Es la capacidad de justificar el ataque contra mis hermanos, lo razonable de encontrar culpa en ellos (T.19.IV(B).1:1-2:3). Quiero poder echar la culpa a alguien o algo. Si aceptara la paz, tendría que renunciar para siempre a la idea de que puedo culpar a alguien por mi infelicidad. Tendría que renunciar a todo ataque, y detrás de eso está el hecho de que para renunciar al ataque, necesito renunciar a la culpa, necesito renunciar a sentirme separado y solo, necesito renunciar a la separación. Necesito renunciar a la creencia de que estoy incompleto y me falta algo, que es la base de mi creencia en mi identidad separada.

La paz de Dios se nos ha “concedido para que podamos salvarnos del juicio que hemos emitido acerca de nosotros mismos” (2:3). Me juzgo a mí mismo como pecador, indigno e incompleto. Ese juicio está detrás de mi necesidad de aferrarme al ataque como mecanismo de defensa, mi necesidad de tener a alguien o algo a quien culpar por la insuficiencia que veo en mí mismo.

Si acepto la paz de Dios como paz incondicional, me parece estar renunciando a la esperanza de tener cosas y otras personas del modo que yo las quiero. Parece como si estuviera diciendo: “Está bien si no me amas y me dejas solo. Está bien si me quitas el dinero. Está bien si me ignoras o me maltratas. Nada de eso altera mi paz”. Incondicional significa que no importa cuáles sean las condiciones. ¡Y yo no quiero eso! ¡Quiero las condiciones tal como las quiero!

¡Paz incondicional! La idea misma le da pánico al ego. Todo el mundo busca la paz, por supuesto que sí. Pero queremos alcanzar la paz arreglando las condiciones según nuestra propia idea de lo que traerá la paz. Jesús nos ofrece paz sin que importen las condiciones. Él nos dice: “Olvida las condiciones. Yo puedo darte paz en cualquier circunstancia”. No queremos la paz incondicional, queremos la paz a nuestra manera. Preguntamos: “¿Paz? ¿Y qué hay de las condiciones?” No queremos oír que no importan.

La verdad es que nuestro mundo refleja nuestra mente. Vemos un mundo en conflicto porque nuestra mente no está en paz. Pensamos que el mundo es la causa, y que nuestra paz o la falta de ella es el efecto. Jesús dice que nuestra mente es la causa, y el mundo el efecto. Él nos lo plantea a nivel de la causa, no del efecto. Él no va a cambiar las condiciones para darnos paz, Él va a darnos paz y eso cambiará las condiciones. La paz de Dios debe venir primero. Tenemos que llegar al punto de decir de todo corazón: “La paz de Dios es todo lo que yo quiero”. Tenemos que abandonar todas las otras metas, metas relacionadas con las condiciones. Acepta la paz, y el mundo proyectado desde nuestra mente cambiará, pero ésa no es la meta. Ésa no es la sanación que buscamos, es sólo el efecto de la sanación de nuestra mente.
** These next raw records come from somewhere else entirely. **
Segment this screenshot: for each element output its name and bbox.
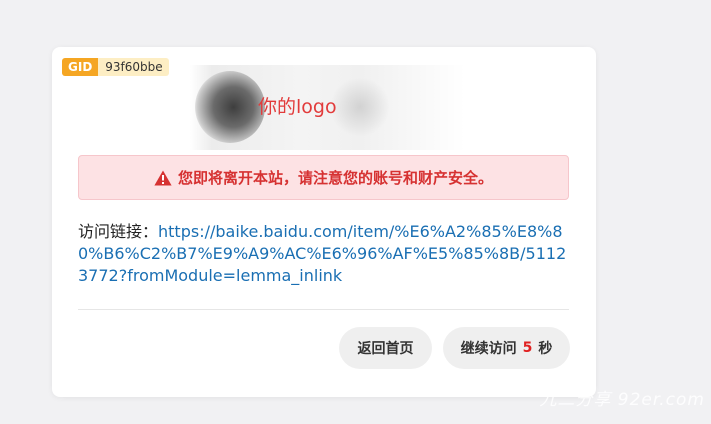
- back-home-label: 返回首页: [357, 341, 414, 357]
- redirect-card: GID 93f60bbe 你的logo 您即将离开本站，请注意您的账号和财产安全…: [52, 47, 596, 397]
- continue-label: 继续访问: [460, 341, 517, 357]
- leave-site-warning: 您即将离开本站，请注意您的账号和财产安全。: [78, 155, 569, 200]
- target-link-block: 访问链接：https://baike.baidu.com/item/%E6%A2…: [78, 221, 572, 287]
- seconds-unit: 秒: [538, 341, 553, 357]
- logo-text: 你的logo: [258, 96, 337, 118]
- watermark: 九二分享 92er.com: [539, 390, 705, 410]
- site-logo: 你的logo: [190, 65, 465, 150]
- countdown-seconds: 5: [522, 340, 533, 356]
- back-home-button[interactable]: 返回首页: [339, 327, 432, 369]
- link-label: 访问链接：: [78, 222, 159, 241]
- gid-label: GID: [62, 58, 99, 76]
- divider: [78, 309, 569, 310]
- warning-message: 您即将离开本站，请注意您的账号和财产安全。: [177, 169, 493, 187]
- warning-triangle-icon: [154, 170, 172, 185]
- gid-badge: GID 93f60bbe: [62, 58, 169, 76]
- logo-blur-shape: [195, 71, 265, 143]
- logo-blur-shape-secondary: [330, 77, 390, 137]
- gid-value: 93f60bbe: [98, 58, 169, 76]
- continue-visit-button[interactable]: 继续访问 5 秒: [443, 327, 570, 369]
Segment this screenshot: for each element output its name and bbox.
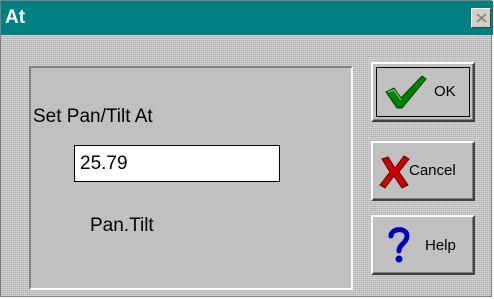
close-button[interactable] (471, 8, 491, 28)
close-icon (476, 13, 487, 23)
checkmark-icon (385, 75, 427, 109)
help-button-label: Help (425, 237, 456, 254)
dialog-window: At Set Pan/Tilt At Pan.Tilt OK Cancel (0, 0, 493, 297)
cancel-button[interactable]: Cancel (371, 141, 475, 201)
cancel-button-label: Cancel (409, 162, 456, 179)
ok-button-label: OK (434, 83, 456, 100)
red-x-icon (379, 155, 410, 189)
window-title: At (5, 7, 26, 28)
question-mark-icon (388, 227, 410, 263)
pan-tilt-value-input[interactable] (74, 145, 280, 182)
help-button[interactable]: Help (371, 215, 475, 275)
ok-button[interactable]: OK (371, 62, 475, 122)
dialog-body: Set Pan/Tilt At Pan.Tilt OK Cancel Help (1, 35, 491, 296)
set-pan-tilt-label: Set Pan/Tilt At (33, 106, 153, 127)
pan-tilt-format-label: Pan.Tilt (90, 215, 154, 236)
title-bar[interactable]: At (1, 1, 493, 35)
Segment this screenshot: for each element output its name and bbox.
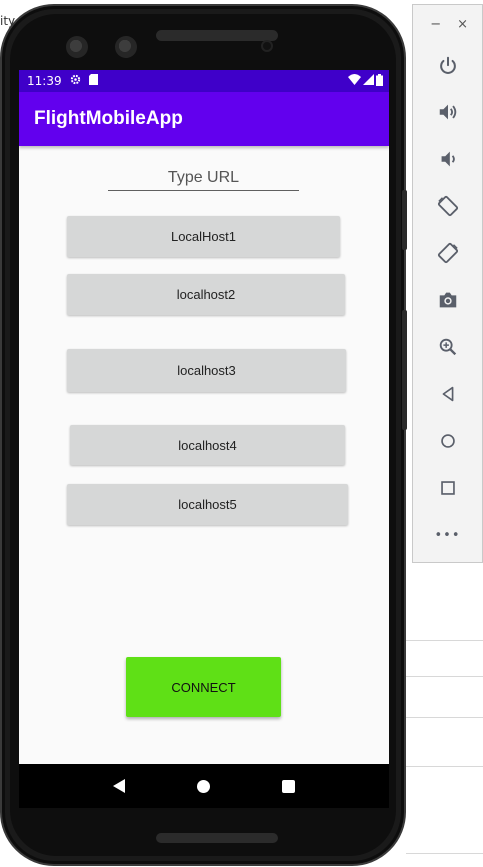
back-icon[interactable] bbox=[113, 779, 125, 793]
rotate-left-icon[interactable] bbox=[413, 192, 482, 220]
more-icon[interactable]: ••• bbox=[413, 521, 482, 549]
camera-icon[interactable] bbox=[413, 286, 482, 314]
localhost2-button[interactable]: localhost2 bbox=[67, 274, 345, 315]
recents-icon[interactable] bbox=[282, 779, 295, 793]
more-icon-label: ••• bbox=[434, 527, 461, 543]
background-divider bbox=[406, 676, 483, 677]
volume-down-icon[interactable] bbox=[413, 145, 482, 173]
localhost4-button[interactable]: localhost4 bbox=[70, 425, 345, 465]
proximity-sensor-icon bbox=[261, 40, 273, 52]
stage: ity 11:39 FlightMobileApp Type URL Local… bbox=[0, 0, 483, 867]
device-screen: 11:39 FlightMobileApp Type URL LocalHost… bbox=[19, 70, 389, 808]
zoom-icon[interactable] bbox=[413, 333, 482, 361]
close-button[interactable]: × bbox=[457, 17, 468, 32]
bottom-speaker bbox=[156, 833, 278, 843]
front-sensor-icon bbox=[115, 36, 137, 58]
power-side-button[interactable] bbox=[402, 190, 407, 250]
background-divider bbox=[406, 766, 483, 767]
localhost4-button-label: localhost4 bbox=[178, 437, 237, 453]
app-bar: FlightMobileApp bbox=[19, 92, 389, 146]
localhost3-button[interactable]: localhost3 bbox=[67, 349, 346, 392]
url-input[interactable] bbox=[108, 165, 299, 191]
gear-icon bbox=[70, 74, 81, 88]
localhost2-button-label: localhost2 bbox=[176, 287, 236, 302]
connect-button-label: CONNECT bbox=[171, 679, 236, 695]
app-title: FlightMobileApp bbox=[34, 108, 183, 129]
status-bar: 11:39 bbox=[19, 70, 389, 92]
home-icon[interactable] bbox=[413, 427, 482, 455]
localhost1-button-label: LocalHost1 bbox=[170, 229, 237, 244]
localhost5-button[interactable]: localhost5 bbox=[67, 484, 348, 525]
localhost3-button-label: localhost3 bbox=[177, 363, 236, 378]
minimize-button[interactable]: − bbox=[430, 17, 441, 32]
toolbar-window-controls: − × bbox=[413, 5, 482, 32]
sd-card-icon bbox=[88, 74, 98, 88]
front-camera-icon bbox=[66, 36, 88, 58]
volume-side-button[interactable] bbox=[402, 310, 407, 430]
power-icon[interactable] bbox=[413, 52, 482, 80]
rotate-right-icon[interactable] bbox=[413, 239, 482, 267]
background-divider bbox=[406, 640, 483, 641]
signal-icon bbox=[363, 74, 374, 88]
emulator-toolbar: − × ••• bbox=[412, 4, 483, 563]
home-icon[interactable] bbox=[197, 779, 210, 793]
background-divider bbox=[406, 717, 483, 718]
localhost5-button-label: localhost5 bbox=[178, 497, 237, 512]
overview-icon[interactable] bbox=[413, 474, 482, 502]
navigation-bar bbox=[19, 764, 389, 808]
status-icons bbox=[348, 73, 383, 89]
localhost1-button[interactable]: LocalHost1 bbox=[67, 216, 340, 257]
battery-icon bbox=[376, 73, 383, 89]
top-speaker bbox=[156, 30, 278, 41]
connect-button[interactable]: CONNECT bbox=[126, 657, 281, 717]
wifi-icon bbox=[348, 74, 361, 88]
status-time: 11:39 bbox=[27, 74, 62, 88]
back-icon[interactable] bbox=[413, 380, 482, 408]
background-divider bbox=[406, 853, 483, 854]
volume-up-icon[interactable] bbox=[413, 98, 482, 126]
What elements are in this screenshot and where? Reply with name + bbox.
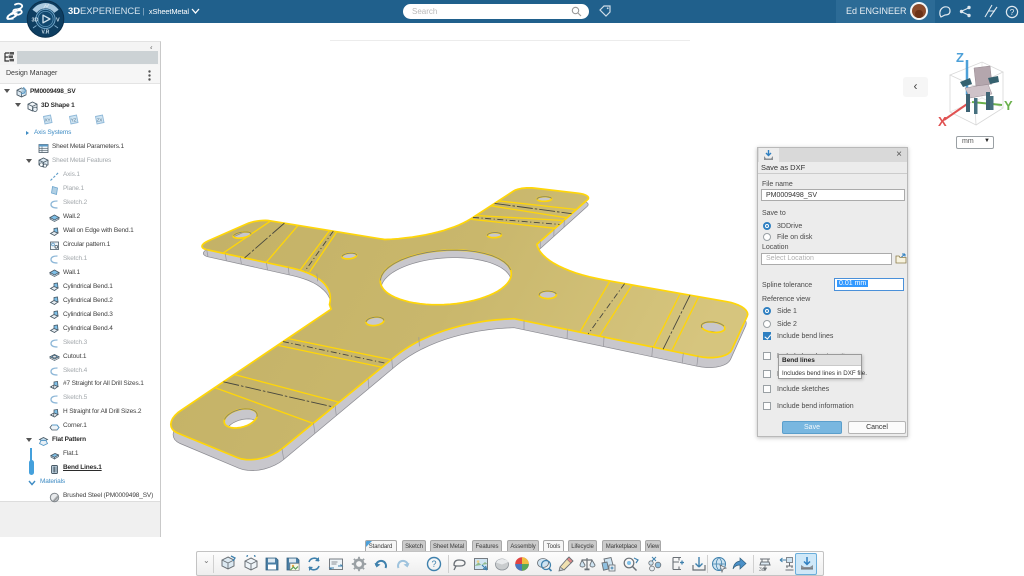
svg-text:X: X xyxy=(938,114,947,129)
svg-text:Y: Y xyxy=(1004,98,1013,113)
svg-text:3d: 3d xyxy=(759,567,765,573)
svg-text:Z: Z xyxy=(956,50,964,65)
svg-text:?: ? xyxy=(431,559,436,569)
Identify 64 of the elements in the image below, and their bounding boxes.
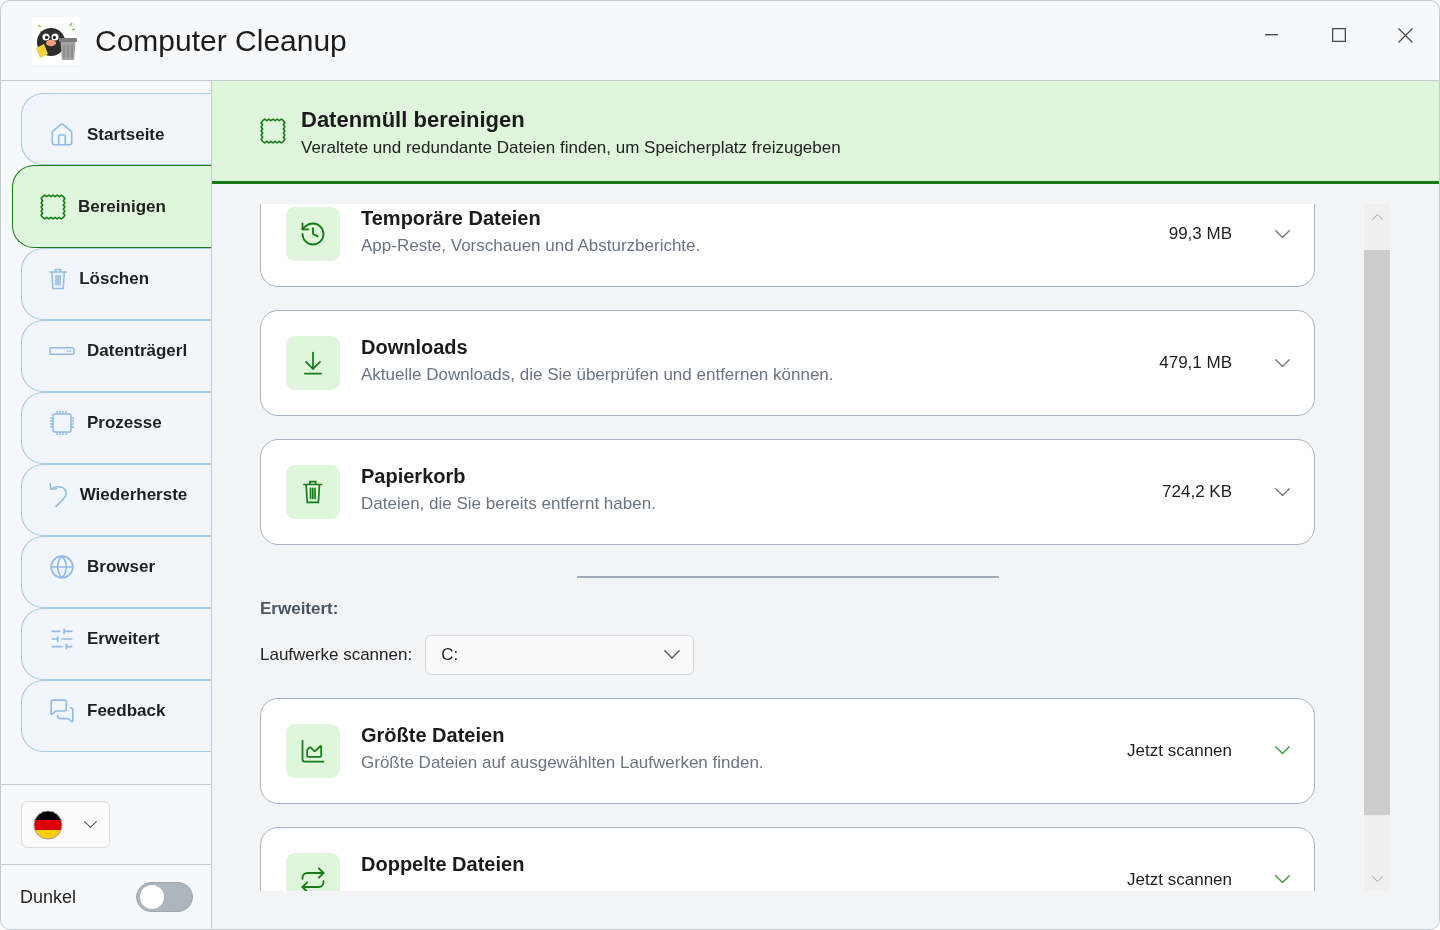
history-clock-icon [286,207,340,261]
dark-mode-toggle[interactable] [136,882,193,912]
download-icon [286,336,340,390]
nav-item[interactable]: Startseite [21,93,211,165]
minimize-icon [1265,34,1278,36]
category-card[interactable]: Doppelte Dateien Jetzt scannen [260,826,1315,891]
category-card[interactable]: Temporäre Dateien App-Reste, Vorschauen und Absturzberichte. 99,3 MB [260,204,1315,287]
scrollbar-thumb[interactable] [1364,250,1390,815]
repeat-arrows-icon [286,852,340,891]
card-title: Größte Dateien [361,723,505,747]
drive-select[interactable]: C: [425,634,695,675]
scroll-up-icon[interactable] [1371,214,1383,221]
nav-item[interactable]: Erweitert [21,608,211,680]
scan-now-button[interactable]: Jetzt scannen [1127,740,1232,761]
drive-icon [49,346,75,355]
chevron-down-icon[interactable] [1275,229,1290,239]
chevron-down-icon [84,820,97,829]
card-title: Papierkorb [361,465,466,488]
file-size-value: 724,2 KB [1162,482,1232,502]
nav-item[interactable]: Datenträgerl [21,320,211,392]
page-subtitle: Veraltete und redundante Dateien finden, um Speicherplatz freizugeben [301,137,841,158]
language-select[interactable] [21,801,110,848]
window-title: Computer Cleanup [95,23,348,58]
nav-item[interactable]: Browser [21,536,211,608]
section-heading: Erweitert: [260,598,339,619]
scan-now-button[interactable]: Jetzt scannen [1127,869,1232,890]
card-description: Aktuelle Downloads, die Sie überprüfen und entfernen können. [361,365,834,385]
mascot-logo-icon [32,16,80,65]
card-title: Downloads [361,336,468,359]
scrollbar-track[interactable] [1364,204,1390,891]
file-size-value: 479,1 MB [1159,353,1232,373]
chevron-down-icon[interactable] [1275,746,1290,755]
category-card[interactable]: Papierkorb Dateien, die Sie bereits entfernt haben. 724,2 KB [260,439,1315,545]
category-card[interactable]: Downloads Aktuelle Downloads, die Sie überprüfen und entfernen können. 479,1 MB [260,310,1315,416]
file-size-value: 99,3 MB [1168,224,1232,244]
page-title: Datenmüll bereinigen [301,106,526,133]
chevron-down-icon[interactable] [1275,487,1290,497]
nav-item[interactable]: Löschen [21,248,211,320]
undo-arrow-icon [49,481,68,508]
card-title: Temporäre Dateien [361,207,541,230]
chip-icon [49,409,75,436]
category-card[interactable]: Größte Dateien Größte Dateien auf ausgewählten Laufwerken finden. Jetzt scannen [260,697,1315,804]
close-icon [1398,27,1413,43]
card-description: Dateien, die Sie bereits entfernt haben. [361,494,656,514]
house-icon [49,121,75,148]
chevron-down-icon[interactable] [1275,358,1290,368]
scroll-down-icon[interactable] [1371,875,1383,882]
nav-item[interactable]: Feedback [21,680,211,752]
drive-select-label: Laufwerke scannen: [260,644,413,665]
nav-item[interactable]: Bereinigen [12,165,211,248]
nav-item[interactable]: Prozesse [21,392,211,464]
card-description: App-Reste, Vorschauen und Absturzberichte. [361,236,701,256]
nav-item[interactable]: Wiederherste [21,464,211,536]
dark-mode-label: Dunkel [20,886,77,908]
trash-icon [286,465,340,519]
globe-icon [49,553,75,580]
flag-icon [33,809,63,840]
chevron-down-icon [664,650,681,659]
card-title: Doppelte Dateien [361,852,525,876]
maximize-icon [1331,28,1346,42]
chevron-down-icon[interactable] [1275,875,1290,884]
area-chart-icon [286,723,340,778]
chat-bubbles-icon [49,697,75,724]
card-description: Größte Dateien auf ausgewählten Laufwerken finden. [361,752,764,773]
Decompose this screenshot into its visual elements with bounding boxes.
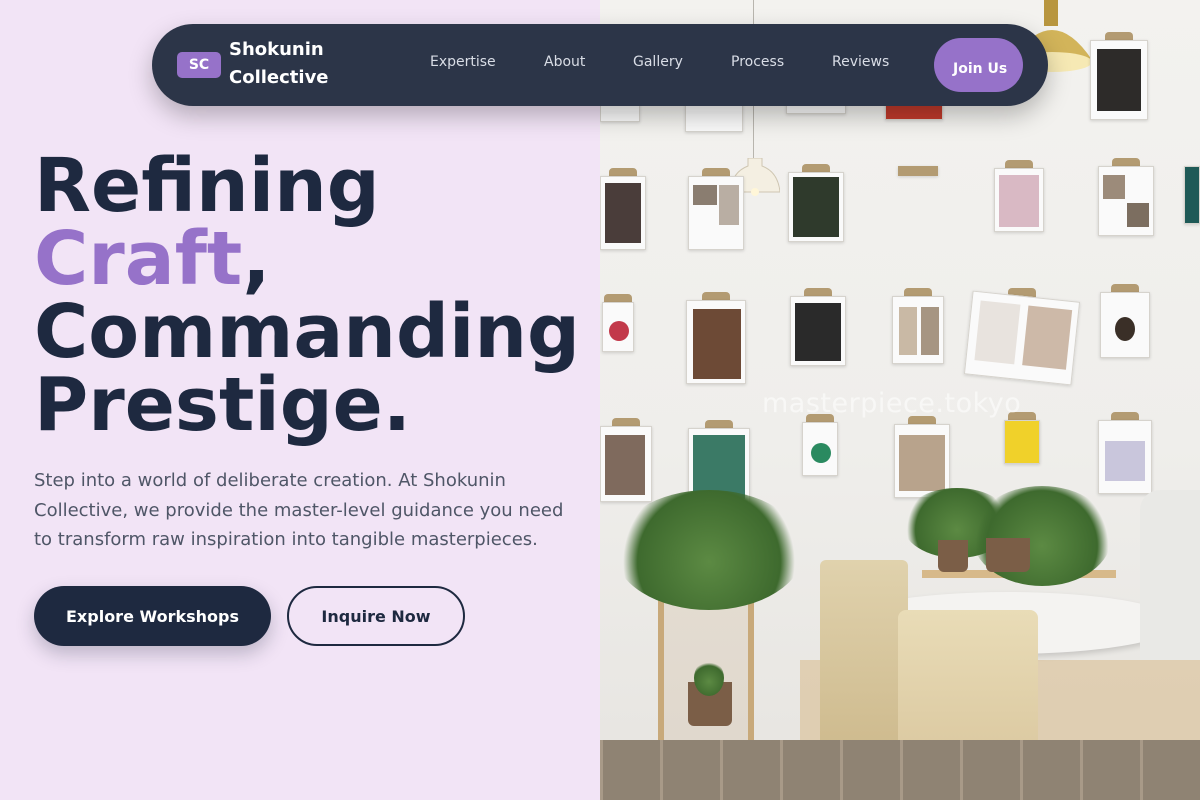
plant-pot [986, 538, 1030, 572]
cactus [694, 660, 724, 696]
wall-print [1090, 32, 1148, 120]
wall-print [994, 160, 1044, 232]
hero-photo: masterpiece.tokyo [600, 0, 1200, 800]
wall-print [894, 416, 950, 498]
open-magazine [963, 288, 1081, 386]
wooden-chair [820, 560, 908, 760]
explore-workshops-button[interactable]: Explore Workshops [34, 586, 271, 646]
top-navbar: SC Shokunin Collective Expertise About G… [152, 24, 1048, 106]
wall-print [688, 168, 744, 250]
headline-line-4: Prestige. [34, 362, 411, 448]
logo-badge[interactable]: SC [177, 52, 221, 78]
headline-line-1: Refining [34, 143, 380, 229]
hero-section: Refining Craft, Commanding Prestige. Ste… [0, 0, 600, 800]
inquire-now-button[interactable]: Inquire Now [287, 586, 465, 646]
wall-print [892, 288, 944, 364]
nav-link-expertise[interactable]: Expertise [430, 54, 496, 70]
plant-pot [938, 540, 968, 572]
wall-print [686, 292, 746, 384]
image-watermark: masterpiece.tokyo [762, 388, 1022, 419]
headline-line-2: Craft, [34, 222, 580, 296]
nav-link-about[interactable]: About [544, 54, 585, 70]
wall-print [802, 414, 838, 476]
wall-print [788, 164, 844, 242]
hero-headline: Refining Craft, Commanding Prestige. [34, 143, 580, 448]
nav-link-reviews[interactable]: Reviews [832, 54, 889, 70]
wall-print [1184, 166, 1200, 224]
join-us-button[interactable]: Join Us [934, 38, 1023, 92]
wall-print [1004, 412, 1040, 464]
nav-link-gallery[interactable]: Gallery [633, 54, 683, 70]
wall-clip [898, 166, 938, 176]
hanging-plant [614, 490, 804, 610]
hero-subtext: Step into a world of deliberate creation… [34, 470, 564, 550]
wood-floor [600, 740, 1200, 800]
wall-print [600, 168, 646, 250]
wall-print [790, 288, 846, 366]
wall-print [1098, 412, 1152, 494]
headline-line-3: Commanding [34, 289, 580, 375]
wall-print [1098, 158, 1154, 236]
wall-print [600, 418, 652, 502]
wall-print [1100, 284, 1150, 358]
brand-name[interactable]: Shokunin Collective [229, 36, 349, 92]
wall-print [602, 294, 634, 352]
white-chair [1140, 490, 1200, 660]
nav-link-process[interactable]: Process [731, 54, 784, 70]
Padre, ayúdame hoy a aceptar el regalo de tu paz y a no juzgarlo. Que vea, detrás de mi rechazo a la paz, mi juicio sobre mí mismo como indigno de ella, y mi deseo de atacar algo fuera de mí y echarle la culpa. En la eterna cordura del Espíritu Santo en mi mente, yo quiero la paz. Ayúdame a identificarme con esa parte de mi mente. Que vea la locura de aferrarme a los resentimientos en contra de alguien o de algo. Háblame de mi estado de plenitud y de que nada me falta. Que entienda que lo que veo que contradice la paz, no es real y no importa. Es sólo mi propio juicio (que no es real). Sana mi mente, Padre mío. “Que mi mente esté en paz y que todos mis pensamientos se aquieten” (L.221). Yo estoy en mi hogar, soy amado, estoy a salvo.